In accordance with one of the tasks of this consultation, we request that science-based analyses of the effects of NbS, including differentiated impacts on women in all their diversity, Indigenous peoples and underrepresented groups, are carried out prior to continued support for these schemes. A compilation of bad NbS practices would also contribute to making an unbiased assessment, enrich the discussion, and address challenges to the most vulnerable groups, especially in the Global South. Market-based approaches inherently favor those with economic power and tend to further entrench inequalities faced by women, Indigenous peoples and other marginalized groups that are economically, socially and politically underrepresented.

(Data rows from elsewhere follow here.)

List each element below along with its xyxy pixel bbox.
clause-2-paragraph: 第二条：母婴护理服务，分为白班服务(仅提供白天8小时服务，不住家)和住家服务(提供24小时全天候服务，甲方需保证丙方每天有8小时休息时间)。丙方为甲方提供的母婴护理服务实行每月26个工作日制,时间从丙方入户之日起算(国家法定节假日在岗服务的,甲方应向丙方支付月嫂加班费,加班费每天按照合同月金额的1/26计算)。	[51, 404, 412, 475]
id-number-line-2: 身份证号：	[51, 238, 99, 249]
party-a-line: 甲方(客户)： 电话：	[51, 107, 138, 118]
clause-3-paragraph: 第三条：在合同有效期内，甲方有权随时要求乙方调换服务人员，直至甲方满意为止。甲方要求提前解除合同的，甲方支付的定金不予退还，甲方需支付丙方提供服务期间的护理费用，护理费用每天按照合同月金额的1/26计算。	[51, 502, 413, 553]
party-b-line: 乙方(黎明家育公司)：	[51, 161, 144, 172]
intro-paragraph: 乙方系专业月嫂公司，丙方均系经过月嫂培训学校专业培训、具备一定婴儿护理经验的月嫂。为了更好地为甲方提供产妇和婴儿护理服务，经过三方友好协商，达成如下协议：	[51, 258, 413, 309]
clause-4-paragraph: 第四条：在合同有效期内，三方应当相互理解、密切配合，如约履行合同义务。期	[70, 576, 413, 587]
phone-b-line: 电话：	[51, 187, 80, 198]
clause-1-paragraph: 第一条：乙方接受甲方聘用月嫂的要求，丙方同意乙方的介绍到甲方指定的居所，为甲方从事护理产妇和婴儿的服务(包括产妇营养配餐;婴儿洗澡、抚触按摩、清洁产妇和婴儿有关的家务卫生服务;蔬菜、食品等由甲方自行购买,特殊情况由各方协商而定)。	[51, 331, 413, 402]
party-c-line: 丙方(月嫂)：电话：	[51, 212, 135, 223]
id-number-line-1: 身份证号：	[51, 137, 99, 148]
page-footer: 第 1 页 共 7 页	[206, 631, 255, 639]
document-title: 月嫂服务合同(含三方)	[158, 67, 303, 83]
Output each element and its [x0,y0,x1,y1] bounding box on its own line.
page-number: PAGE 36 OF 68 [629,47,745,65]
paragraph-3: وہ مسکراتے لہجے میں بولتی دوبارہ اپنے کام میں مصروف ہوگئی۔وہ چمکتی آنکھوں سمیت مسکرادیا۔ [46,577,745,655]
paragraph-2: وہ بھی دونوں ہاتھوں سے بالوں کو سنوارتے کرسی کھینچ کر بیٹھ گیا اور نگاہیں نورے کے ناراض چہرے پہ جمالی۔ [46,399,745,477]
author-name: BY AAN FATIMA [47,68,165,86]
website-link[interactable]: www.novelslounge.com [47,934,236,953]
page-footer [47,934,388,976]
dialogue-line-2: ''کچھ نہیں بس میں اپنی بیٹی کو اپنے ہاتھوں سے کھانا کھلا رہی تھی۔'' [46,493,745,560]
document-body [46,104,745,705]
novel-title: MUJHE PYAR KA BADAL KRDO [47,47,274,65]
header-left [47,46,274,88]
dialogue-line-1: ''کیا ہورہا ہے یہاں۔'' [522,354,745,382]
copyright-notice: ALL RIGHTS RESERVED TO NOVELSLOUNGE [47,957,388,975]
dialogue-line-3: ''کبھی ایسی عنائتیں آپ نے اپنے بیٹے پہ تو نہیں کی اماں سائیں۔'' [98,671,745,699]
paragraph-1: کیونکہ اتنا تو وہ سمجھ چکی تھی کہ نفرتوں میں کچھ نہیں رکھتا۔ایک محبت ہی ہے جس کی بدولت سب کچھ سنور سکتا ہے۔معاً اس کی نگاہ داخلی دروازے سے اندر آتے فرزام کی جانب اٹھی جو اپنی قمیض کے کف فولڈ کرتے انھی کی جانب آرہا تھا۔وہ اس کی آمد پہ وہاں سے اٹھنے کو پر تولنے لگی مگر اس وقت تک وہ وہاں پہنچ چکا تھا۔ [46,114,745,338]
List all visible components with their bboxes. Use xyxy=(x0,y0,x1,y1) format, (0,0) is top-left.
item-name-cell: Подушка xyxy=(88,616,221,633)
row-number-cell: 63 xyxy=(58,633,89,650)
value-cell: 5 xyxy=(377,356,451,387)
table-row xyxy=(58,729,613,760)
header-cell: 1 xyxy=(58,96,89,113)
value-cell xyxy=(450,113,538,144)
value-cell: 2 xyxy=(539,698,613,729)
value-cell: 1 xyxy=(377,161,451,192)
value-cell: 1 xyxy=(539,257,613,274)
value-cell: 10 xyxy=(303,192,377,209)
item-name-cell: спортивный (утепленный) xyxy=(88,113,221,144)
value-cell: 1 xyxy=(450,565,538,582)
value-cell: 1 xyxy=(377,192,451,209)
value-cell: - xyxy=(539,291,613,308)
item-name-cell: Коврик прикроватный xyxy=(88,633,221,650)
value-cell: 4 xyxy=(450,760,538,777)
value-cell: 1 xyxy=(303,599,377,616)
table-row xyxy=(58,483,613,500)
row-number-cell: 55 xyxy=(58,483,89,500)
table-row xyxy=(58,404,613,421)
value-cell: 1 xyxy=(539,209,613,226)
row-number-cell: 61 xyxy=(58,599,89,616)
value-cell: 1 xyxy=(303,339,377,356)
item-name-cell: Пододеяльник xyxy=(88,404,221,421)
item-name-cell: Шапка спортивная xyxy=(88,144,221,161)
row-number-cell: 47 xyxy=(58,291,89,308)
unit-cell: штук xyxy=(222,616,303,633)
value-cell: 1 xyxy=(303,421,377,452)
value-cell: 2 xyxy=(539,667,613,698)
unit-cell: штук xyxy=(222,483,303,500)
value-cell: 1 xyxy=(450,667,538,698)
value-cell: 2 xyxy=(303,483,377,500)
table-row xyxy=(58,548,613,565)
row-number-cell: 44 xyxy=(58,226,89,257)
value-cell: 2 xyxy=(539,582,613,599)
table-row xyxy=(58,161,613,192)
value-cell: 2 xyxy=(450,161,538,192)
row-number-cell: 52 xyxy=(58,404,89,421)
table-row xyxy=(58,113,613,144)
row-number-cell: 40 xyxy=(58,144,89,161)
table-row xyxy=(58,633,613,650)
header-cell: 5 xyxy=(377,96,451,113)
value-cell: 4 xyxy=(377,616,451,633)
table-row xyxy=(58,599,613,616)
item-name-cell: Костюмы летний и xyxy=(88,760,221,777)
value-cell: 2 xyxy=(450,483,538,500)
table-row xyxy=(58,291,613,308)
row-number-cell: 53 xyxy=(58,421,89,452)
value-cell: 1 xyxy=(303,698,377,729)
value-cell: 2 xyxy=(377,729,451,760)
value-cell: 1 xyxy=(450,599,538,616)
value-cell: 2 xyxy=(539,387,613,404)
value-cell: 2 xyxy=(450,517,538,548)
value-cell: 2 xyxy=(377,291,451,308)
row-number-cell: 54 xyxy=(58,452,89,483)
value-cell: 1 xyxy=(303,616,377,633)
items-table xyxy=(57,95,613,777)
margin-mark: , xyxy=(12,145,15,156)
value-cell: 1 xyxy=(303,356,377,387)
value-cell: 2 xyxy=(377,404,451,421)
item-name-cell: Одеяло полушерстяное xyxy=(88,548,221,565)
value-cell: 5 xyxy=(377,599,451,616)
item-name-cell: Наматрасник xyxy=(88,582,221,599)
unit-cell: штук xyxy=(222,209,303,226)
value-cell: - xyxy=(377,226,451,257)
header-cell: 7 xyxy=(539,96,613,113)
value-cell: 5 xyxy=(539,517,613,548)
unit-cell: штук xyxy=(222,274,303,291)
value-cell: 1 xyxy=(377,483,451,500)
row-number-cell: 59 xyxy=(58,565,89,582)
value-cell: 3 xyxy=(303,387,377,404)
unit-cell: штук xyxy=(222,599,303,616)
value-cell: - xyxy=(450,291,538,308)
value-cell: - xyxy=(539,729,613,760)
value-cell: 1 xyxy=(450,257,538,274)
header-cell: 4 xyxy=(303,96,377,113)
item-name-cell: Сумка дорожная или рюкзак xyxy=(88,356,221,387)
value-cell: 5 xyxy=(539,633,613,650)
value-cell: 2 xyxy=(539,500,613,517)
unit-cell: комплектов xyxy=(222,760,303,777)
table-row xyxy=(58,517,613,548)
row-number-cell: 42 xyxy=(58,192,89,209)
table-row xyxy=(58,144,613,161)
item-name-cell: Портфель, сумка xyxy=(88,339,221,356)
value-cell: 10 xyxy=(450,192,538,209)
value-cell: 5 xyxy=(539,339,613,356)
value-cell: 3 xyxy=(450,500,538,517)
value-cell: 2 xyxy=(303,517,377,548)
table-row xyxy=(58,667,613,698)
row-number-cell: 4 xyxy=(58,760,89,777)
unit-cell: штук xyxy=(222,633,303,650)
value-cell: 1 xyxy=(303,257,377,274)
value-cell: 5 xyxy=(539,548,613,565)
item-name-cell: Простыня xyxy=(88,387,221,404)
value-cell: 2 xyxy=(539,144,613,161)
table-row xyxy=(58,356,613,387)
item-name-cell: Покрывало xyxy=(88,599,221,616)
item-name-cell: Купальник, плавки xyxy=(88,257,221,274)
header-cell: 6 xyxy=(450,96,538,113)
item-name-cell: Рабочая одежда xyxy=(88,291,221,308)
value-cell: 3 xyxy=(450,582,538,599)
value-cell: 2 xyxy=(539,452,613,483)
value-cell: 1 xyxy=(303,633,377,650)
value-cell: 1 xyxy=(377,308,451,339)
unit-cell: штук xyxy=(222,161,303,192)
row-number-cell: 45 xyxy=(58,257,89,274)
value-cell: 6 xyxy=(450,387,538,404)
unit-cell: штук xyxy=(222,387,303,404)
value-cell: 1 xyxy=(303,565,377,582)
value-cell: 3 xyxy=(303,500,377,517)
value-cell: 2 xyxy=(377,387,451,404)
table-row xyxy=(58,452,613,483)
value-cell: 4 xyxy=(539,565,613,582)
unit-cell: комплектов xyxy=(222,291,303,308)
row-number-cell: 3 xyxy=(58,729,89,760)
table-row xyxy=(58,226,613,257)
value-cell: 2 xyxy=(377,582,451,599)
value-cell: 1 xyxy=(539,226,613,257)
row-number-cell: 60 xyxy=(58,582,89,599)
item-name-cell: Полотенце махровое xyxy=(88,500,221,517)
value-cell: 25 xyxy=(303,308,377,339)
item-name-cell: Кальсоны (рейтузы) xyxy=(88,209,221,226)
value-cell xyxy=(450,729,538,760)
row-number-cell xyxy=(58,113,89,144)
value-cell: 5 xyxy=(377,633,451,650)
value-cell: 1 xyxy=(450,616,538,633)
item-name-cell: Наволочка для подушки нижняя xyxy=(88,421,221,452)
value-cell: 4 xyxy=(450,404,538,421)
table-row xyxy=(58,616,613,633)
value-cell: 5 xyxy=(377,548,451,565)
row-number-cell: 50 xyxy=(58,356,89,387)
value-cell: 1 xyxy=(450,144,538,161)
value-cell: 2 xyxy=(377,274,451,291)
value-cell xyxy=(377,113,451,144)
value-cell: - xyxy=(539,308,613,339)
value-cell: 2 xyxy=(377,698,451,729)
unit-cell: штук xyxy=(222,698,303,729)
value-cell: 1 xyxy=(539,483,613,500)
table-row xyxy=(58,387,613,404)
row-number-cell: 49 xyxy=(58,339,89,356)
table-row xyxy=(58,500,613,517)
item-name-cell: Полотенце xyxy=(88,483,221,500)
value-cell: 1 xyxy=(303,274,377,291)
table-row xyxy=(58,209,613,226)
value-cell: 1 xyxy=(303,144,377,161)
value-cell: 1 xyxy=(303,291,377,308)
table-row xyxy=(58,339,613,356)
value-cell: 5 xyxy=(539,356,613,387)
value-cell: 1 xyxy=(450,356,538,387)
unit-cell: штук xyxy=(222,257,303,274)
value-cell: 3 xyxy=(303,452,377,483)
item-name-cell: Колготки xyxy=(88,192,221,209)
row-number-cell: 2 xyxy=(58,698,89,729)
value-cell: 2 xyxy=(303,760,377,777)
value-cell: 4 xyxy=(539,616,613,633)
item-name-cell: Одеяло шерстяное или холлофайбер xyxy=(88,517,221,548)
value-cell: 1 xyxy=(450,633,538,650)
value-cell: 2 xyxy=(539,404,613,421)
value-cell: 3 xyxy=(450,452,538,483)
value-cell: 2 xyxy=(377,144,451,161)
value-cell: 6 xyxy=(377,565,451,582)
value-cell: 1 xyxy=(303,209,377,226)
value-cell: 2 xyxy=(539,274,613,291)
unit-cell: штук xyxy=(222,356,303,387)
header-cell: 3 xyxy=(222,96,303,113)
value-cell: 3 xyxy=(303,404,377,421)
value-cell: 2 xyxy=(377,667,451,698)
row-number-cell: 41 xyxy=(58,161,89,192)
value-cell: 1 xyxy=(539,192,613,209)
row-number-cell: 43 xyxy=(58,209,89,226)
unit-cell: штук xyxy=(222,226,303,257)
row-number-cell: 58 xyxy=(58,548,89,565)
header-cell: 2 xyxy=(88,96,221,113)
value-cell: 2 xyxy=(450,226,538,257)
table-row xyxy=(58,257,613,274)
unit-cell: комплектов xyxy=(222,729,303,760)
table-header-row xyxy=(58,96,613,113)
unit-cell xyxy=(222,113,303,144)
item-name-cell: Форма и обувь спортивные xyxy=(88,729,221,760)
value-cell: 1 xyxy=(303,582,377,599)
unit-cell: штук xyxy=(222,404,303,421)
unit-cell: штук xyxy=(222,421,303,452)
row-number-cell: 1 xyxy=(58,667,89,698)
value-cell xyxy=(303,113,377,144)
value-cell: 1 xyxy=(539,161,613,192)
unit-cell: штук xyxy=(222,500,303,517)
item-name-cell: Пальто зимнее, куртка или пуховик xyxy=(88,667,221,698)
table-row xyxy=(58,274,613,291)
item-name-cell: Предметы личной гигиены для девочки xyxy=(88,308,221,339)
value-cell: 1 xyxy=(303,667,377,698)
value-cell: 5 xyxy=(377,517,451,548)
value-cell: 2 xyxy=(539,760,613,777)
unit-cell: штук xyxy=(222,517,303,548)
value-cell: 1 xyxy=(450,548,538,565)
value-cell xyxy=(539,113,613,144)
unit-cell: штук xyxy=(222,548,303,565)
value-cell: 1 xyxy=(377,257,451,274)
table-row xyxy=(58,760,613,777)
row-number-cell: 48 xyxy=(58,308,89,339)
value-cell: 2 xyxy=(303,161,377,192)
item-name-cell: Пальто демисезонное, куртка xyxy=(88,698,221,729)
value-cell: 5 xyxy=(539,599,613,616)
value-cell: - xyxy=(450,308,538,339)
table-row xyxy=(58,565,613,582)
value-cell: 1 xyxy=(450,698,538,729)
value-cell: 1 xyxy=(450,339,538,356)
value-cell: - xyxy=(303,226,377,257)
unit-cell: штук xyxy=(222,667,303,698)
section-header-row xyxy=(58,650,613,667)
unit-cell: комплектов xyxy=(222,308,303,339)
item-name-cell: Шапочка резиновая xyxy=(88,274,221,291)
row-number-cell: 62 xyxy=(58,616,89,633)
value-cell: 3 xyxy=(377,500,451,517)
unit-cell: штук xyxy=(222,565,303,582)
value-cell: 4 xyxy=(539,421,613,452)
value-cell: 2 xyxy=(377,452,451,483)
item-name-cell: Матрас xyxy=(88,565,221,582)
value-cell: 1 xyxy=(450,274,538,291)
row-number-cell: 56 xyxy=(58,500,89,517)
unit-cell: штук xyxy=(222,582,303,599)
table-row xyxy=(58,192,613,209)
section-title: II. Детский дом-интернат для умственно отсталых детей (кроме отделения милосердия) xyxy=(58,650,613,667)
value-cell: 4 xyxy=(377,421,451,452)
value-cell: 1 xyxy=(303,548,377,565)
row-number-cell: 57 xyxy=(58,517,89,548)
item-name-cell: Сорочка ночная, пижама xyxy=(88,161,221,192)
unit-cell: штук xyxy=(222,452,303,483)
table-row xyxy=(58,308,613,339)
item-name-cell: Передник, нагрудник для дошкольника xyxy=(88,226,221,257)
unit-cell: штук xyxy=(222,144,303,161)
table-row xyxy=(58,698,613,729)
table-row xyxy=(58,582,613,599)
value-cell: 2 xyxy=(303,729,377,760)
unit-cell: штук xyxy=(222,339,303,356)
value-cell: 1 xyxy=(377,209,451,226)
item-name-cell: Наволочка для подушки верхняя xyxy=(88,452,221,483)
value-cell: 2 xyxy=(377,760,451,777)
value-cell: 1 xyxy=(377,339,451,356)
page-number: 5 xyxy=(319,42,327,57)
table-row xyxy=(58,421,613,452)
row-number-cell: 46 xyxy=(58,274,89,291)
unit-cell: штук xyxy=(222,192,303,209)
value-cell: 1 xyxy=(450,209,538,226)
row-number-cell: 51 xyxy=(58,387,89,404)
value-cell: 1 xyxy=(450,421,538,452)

Avoiding any policy framework that allows the continuation of nature-based solutions under the guise of market-oriented processes is fundamental to supporting rights-based and gender-just approaches in biodiversity conservation and climate change mitigation.
GFC also opposes any support for new funding sources from the private sector, especially in the Global South, as well as the financialization of nature through any project seeking investment opportunities arising from the conservation, restoration and sustainable use of nature.
Climate and forest-related policies that are born of existing anthropocentric, colonial and patriarchal mindsets only perpetuate the root causes of the crisis they are supposed to tackle. In doing so, they fail to deal with the uneven distribution of access to and control over resources experienced by frontline communities on the basis of gender, class, race, caste, age and ability, among other factors.
As a result, they maintain an unjust, unequal system with intersecting forms of oppression that reproduces and strengthens structural barriers instead of breaking them down. Women, especially Indigenous and rural women, are more vulnerable to climate change and land use change such as deforestation, and addressing gender inequality is central to effective climate mitigation and adaptation.
Gender-blind climate policy-making that promotes false solutions rather than ecosystem approaches is a major concern for many civil society organizations, as demonstrated by a recent case study published by GFC. Seeking transformative change through gender and environmental justice demands real solutions to the climate regime, not schemes linked to the same corporations, industries and governments responsible for much of the historical and ongoing damage to the planet and communities worldwide.
Real emissions reductions are far more crucial than nature-based solutions that do not propose transformative action on gender-just and human rights-based approaches. GFC looks forward to continuing to support the UNEP in promoting a common agenda that advocates for environmental and gender justice while respecting the principles of multilateralism and plural approaches.